150. A system for replicating a nanopattern on a substrate comprising:

a fluid film;

a means for coating the surface of the substrate with said fluid film;

a mold including a pattern indicative of the nanopattern and being positionable in sufficient proximity with said coated fluid film to cause the fluid film to self-fill to at least a portion of said mold;

a means for transforming said fluid film such that said transformed fluid film at least partially retains the nanopattern; and,

a means for separating said transformed mold and the surface.

151. A chemically transformed liquid layer composition suitable for forming a thin layer on a surface, said layer comprising:

a polymerizable composite comprising a polymerizable compound and a photointiator, wherein the composition is a flowable solution for spin coating a surface of a substrate and wherein the composition is susceptible to transformation into a material for maintaining a pattern shape of a mold.

152. The composition of claim 151, wherein the polymerizable compound comprises an organic and an inorganic composite.

154. The composition of claim 152, wherein the organic composite comprises an epoxy, a methyl acrylate, an acrylamide, an acrylic acid, a vinyl, or a ketene acetyl group-containing monomer, oligomer or precursor thereof.

155. The composition of claim 151, wherein the inorganic composite comprises silicon, aluminum or a metallic composite.

156. The composition of claim 151, wherein the photointiator is at least one selected from the group consisting of: eacure 46, darocure 1173, irgacure 184, irgacure 369, and hexafluoroantimonate or a salt thereof.

156. The composition of claim 151, wherein the flowable solution further comprises a viscosity controller.

157. The composition of claim 151, wherein the flowable solution further comprises a lubricant.

158. The composition of claim 151, wherein the flowable solution further comprises a surface modifier.

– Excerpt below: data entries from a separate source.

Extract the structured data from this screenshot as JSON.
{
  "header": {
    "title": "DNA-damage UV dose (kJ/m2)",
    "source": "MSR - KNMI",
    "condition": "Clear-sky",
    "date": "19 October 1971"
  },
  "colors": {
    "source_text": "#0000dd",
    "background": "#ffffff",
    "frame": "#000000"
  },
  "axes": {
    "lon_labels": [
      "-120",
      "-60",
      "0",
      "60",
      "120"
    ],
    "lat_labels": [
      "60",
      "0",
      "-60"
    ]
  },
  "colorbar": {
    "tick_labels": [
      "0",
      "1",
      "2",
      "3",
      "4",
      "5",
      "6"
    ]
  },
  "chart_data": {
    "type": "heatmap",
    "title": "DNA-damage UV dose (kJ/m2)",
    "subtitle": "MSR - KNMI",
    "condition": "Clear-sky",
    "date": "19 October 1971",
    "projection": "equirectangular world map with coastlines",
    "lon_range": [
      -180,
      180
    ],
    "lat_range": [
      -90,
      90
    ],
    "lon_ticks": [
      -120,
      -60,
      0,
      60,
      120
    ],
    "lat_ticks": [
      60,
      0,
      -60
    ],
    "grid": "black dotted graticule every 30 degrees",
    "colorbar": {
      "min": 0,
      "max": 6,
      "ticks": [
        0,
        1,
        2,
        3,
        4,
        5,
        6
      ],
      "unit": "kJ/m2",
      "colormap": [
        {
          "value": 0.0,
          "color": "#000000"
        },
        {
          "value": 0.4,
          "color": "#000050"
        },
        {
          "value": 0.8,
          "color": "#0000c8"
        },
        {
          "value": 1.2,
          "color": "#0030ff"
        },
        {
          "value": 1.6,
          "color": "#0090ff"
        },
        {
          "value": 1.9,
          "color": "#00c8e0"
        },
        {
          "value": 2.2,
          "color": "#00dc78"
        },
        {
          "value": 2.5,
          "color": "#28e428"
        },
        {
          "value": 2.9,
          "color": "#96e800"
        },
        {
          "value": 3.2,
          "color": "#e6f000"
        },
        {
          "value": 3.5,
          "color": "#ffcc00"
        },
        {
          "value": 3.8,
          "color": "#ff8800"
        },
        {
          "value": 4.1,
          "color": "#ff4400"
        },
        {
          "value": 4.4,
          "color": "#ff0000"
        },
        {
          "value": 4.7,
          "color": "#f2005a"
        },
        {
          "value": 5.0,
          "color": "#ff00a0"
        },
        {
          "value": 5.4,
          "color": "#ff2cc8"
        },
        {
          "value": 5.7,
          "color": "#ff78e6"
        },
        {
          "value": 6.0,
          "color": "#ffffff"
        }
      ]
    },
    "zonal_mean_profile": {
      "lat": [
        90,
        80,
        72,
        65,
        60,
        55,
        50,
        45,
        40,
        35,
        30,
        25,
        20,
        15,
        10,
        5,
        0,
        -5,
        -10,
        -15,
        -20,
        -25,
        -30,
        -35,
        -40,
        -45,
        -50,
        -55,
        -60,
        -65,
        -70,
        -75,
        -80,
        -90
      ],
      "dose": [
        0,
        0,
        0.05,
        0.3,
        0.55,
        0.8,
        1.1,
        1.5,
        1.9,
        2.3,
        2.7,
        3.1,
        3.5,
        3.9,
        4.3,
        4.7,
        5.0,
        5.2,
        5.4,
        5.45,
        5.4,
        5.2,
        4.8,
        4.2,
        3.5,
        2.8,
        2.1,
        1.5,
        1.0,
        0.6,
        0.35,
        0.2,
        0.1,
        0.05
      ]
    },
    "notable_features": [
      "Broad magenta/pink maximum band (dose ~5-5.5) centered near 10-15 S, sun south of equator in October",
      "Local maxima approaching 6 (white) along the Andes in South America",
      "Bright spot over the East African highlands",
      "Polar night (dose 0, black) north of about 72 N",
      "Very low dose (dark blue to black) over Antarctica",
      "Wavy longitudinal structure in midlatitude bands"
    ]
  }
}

159. The composition of claim 151, wherein the flowable solution further comprises a coinitiator.

160. The composition of claim 159, wherein the coinitiator comprises hydrogen abstraction by the excited initiator.

161. The composition of claim 159, wherein the coinitiator comprises photoinduced electron transfer, followed by fragmentation.

162. The composition of claim 151, wherein the flowable solution has a viscosity from about 0.001 cps to 100 cps.

163. The composition of claim 151, further comprising an additive.

164. A device having a surface coated with the composition of claim 151.